KICKSTARTER: Adventures

SotDL-1My approach to creating adventures for Shadow of the Demon Lord comes from realizations I had while working on and running other games. I like big, chunky adventures just like everyone else, but I realized I rarely ran them all the way through till the end. Sometimes, the players take unexpected directions, requiring me to develop the story in new ways, leaving behind pages of otherwise great content. Other times, the game just falls apart when real life bullied its way into our fun. Rather than pretend life works differently, I stripped down adventures to their essential elements. Here are some broad strokes to show you how I did it.

 

 

Format

I don’t plan to release many, if any, print adventures. The digital medium is cheaper on you and on me. Adventures will have a landscape, three-column format so I can fit more on the page. I don’t anticipate adventures running more than 5 pages in length so you can read them quickly and run right away.

Most adventures have the following structure.

Objective: The adventure presents to you what has to happen for the group needs to do to complete the story.

The Situation: The adventure summarizes what’s going on.

The Scenes: The adventure lays out the scenes, characters, and events tied directly to the adventure in concise chunks for easy digestion.

Length

Most, if not all, adventures can be played in a single session that lasts two to four hours. This makes them excellent options for convention games and one-shots, yes, but it makes them great for home games too.

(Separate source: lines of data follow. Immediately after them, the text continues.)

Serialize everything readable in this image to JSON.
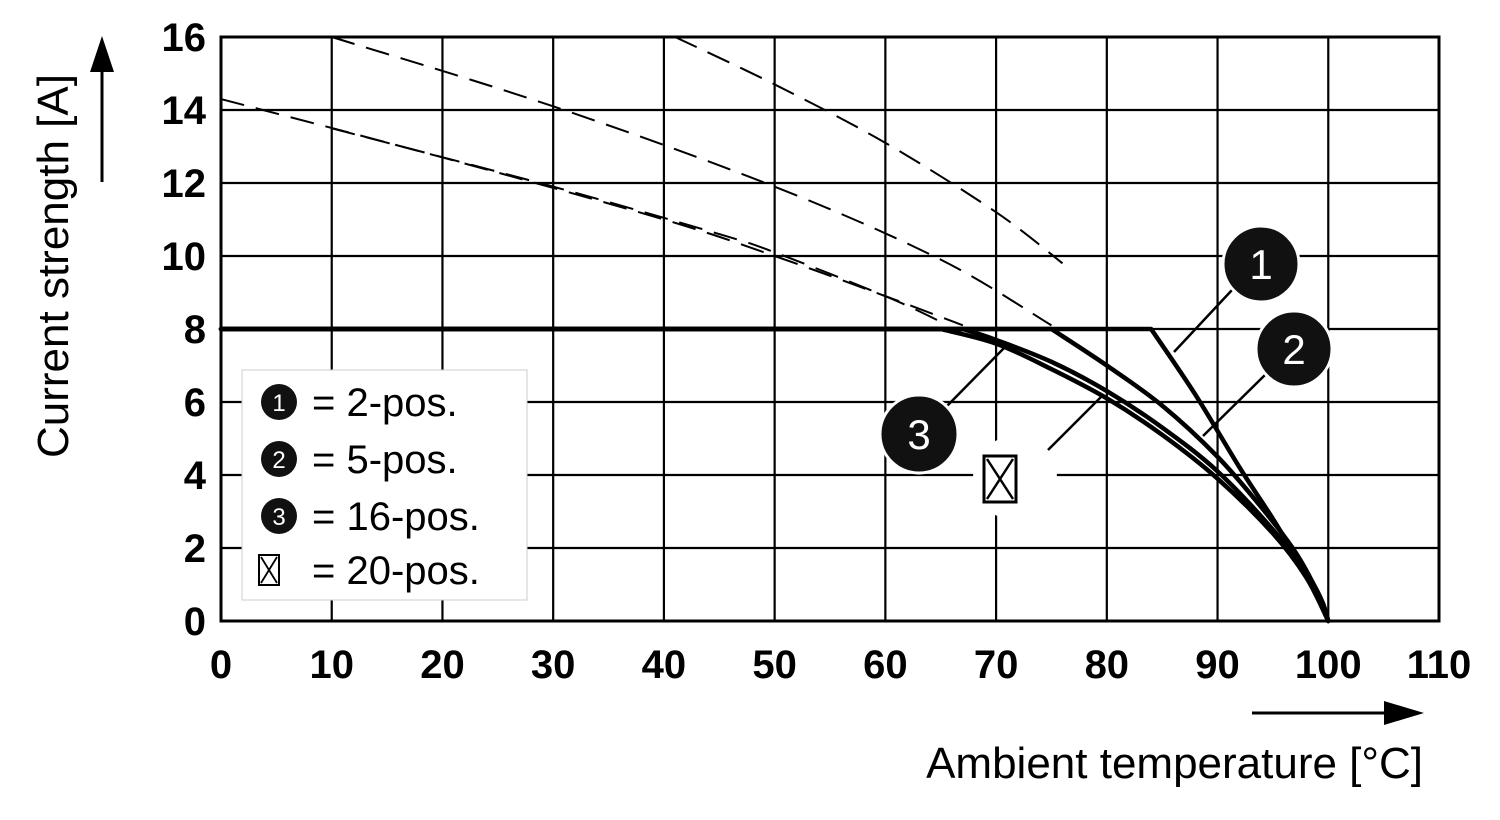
{
  "chart_data": {
    "type": "line",
    "xlabel": "Ambient temperature [°C]",
    "ylabel": "Current strength [A]",
    "xlim": [
      0,
      110
    ],
    "ylim": [
      0,
      16
    ],
    "x_ticks": [
      "0",
      "10",
      "20",
      "30",
      "40",
      "50",
      "60",
      "70",
      "80",
      "90",
      "100",
      "110"
    ],
    "y_ticks": [
      "0",
      "2",
      "4",
      "6",
      "8",
      "10",
      "12",
      "14",
      "16"
    ],
    "grid": true,
    "legend_position": "bottom-left",
    "series": [
      {
        "marker": "1",
        "label": "2-pos.",
        "style": "solid",
        "x": [
          0,
          84,
          88,
          92,
          95,
          97,
          98.5,
          99.5,
          100
        ],
        "y": [
          8,
          8,
          6.2,
          4.2,
          2.8,
          1.8,
          1.1,
          0.5,
          0
        ]
      },
      {
        "marker": "2",
        "label": "5-pos.",
        "style": "solid",
        "x": [
          0,
          75,
          80,
          85,
          90,
          94,
          97,
          99,
          100
        ],
        "y": [
          8,
          8,
          7.0,
          5.9,
          4.5,
          3.1,
          1.9,
          0.8,
          0
        ]
      },
      {
        "marker": "3",
        "label": "16-pos.",
        "style": "solid",
        "x": [
          0,
          67,
          70,
          75,
          80,
          85,
          90,
          95,
          98,
          100
        ],
        "y": [
          8,
          8,
          7.7,
          7.1,
          6.3,
          5.3,
          4.1,
          2.5,
          1.3,
          0
        ]
      },
      {
        "marker": "crossed-box",
        "label": "20-pos.",
        "style": "solid",
        "x": [
          0,
          65,
          70,
          75,
          80,
          85,
          90,
          95,
          98,
          100
        ],
        "y": [
          8,
          8,
          7.6,
          6.9,
          6.1,
          5.1,
          3.9,
          2.4,
          1.2,
          0
        ]
      }
    ],
    "dashed_extensions": [
      {
        "x": [
          41,
          50,
          60,
          70,
          76
        ],
        "y": [
          16,
          14.7,
          13.1,
          11.2,
          9.8
        ]
      },
      {
        "x": [
          10,
          30,
          50,
          65,
          75
        ],
        "y": [
          16,
          14.1,
          11.9,
          9.9,
          8.1
        ]
      },
      {
        "x": [
          0,
          20,
          40,
          50,
          60,
          67
        ],
        "y": [
          14.3,
          12.7,
          11.0,
          10.0,
          8.9,
          8.1
        ]
      },
      {
        "x": [
          10,
          30,
          45,
          50,
          60,
          65
        ],
        "y": [
          13.5,
          11.9,
          10.6,
          10.1,
          8.9,
          8.2
        ]
      }
    ],
    "legend": [
      {
        "symbol": "1",
        "text": "= 2-pos."
      },
      {
        "symbol": "2",
        "text": "= 5-pos."
      },
      {
        "symbol": "3",
        "text": "= 16-pos."
      },
      {
        "symbol": "crossed-box",
        "text": "= 20-pos."
      }
    ],
    "callout_labels": [
      "1",
      "2",
      "3"
    ]
  },
  "colors": {
    "line": "#000000",
    "grid": "#000000",
    "background": "#ffffff",
    "marker_fill": "#111111"
  }
}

Why? I find when I start an adventure and stop before we complete it, saving the rest for the next session, I wind up missing or gaining people, forcing everyone to bend the story to accommodate the new or lost characters. As well, you lose valuable time recapping what happened last time, forget essential events, or misremember them. Groups can get through a page of adventure material in an hour. Hence, the short page counts map well to single-session play.

No Excess

You won’t find  excess in Shadow of the Demon Lord adventures. The adventures tell you what you need to know and nothing more. Descriptions are similarly sparse. It’s your job, as the GM, to strike the right mood for your group. If you want to paint the walls with blood, go for it. The adventure lays out the basics and leaves the rest for you to present in whatever way you want.

Here’s an example of a “room” description (not edited yet, but it’s a taste):

  1. Beastmen Encampment

The beastmen encamped here intend to take Thorpe by force and sacrifice of people to their dark god. The beastmen captured Franz, one of the treasure hunters, not long after he escaped the bloody bones and have kept him a prisoner here. They’ve been cutting on him for a day so far and are eating him alive. He has been too brutalized to be of any assistance to the characters.

In addition to the fomor hunting Delia (see “Survivor”), 4 fomor and 2 gnolls make up the band. They are lax about security and may be easily surprised. None knows about the Shrine and nor do they have interest in it.

They have a few weeks of rations, a barrel of sour wine, an old sword, a longbow, quiver of 30 arrows, and a sack filled with 15 ss, 76 cp, and silverware and other valuables worth about 3 ss, all looted from nearby farms.

Ripe for Expansion

Since adventures are barebones in design, you can easily add to them for a longer play experience. Just add more scenes, more challenges, introduce complications, or whatever you want to thicken the story. Similarly, since you create the connective tissue linking one adventure to the next, it’s easy to clip them all together to form a saga (aka campaign).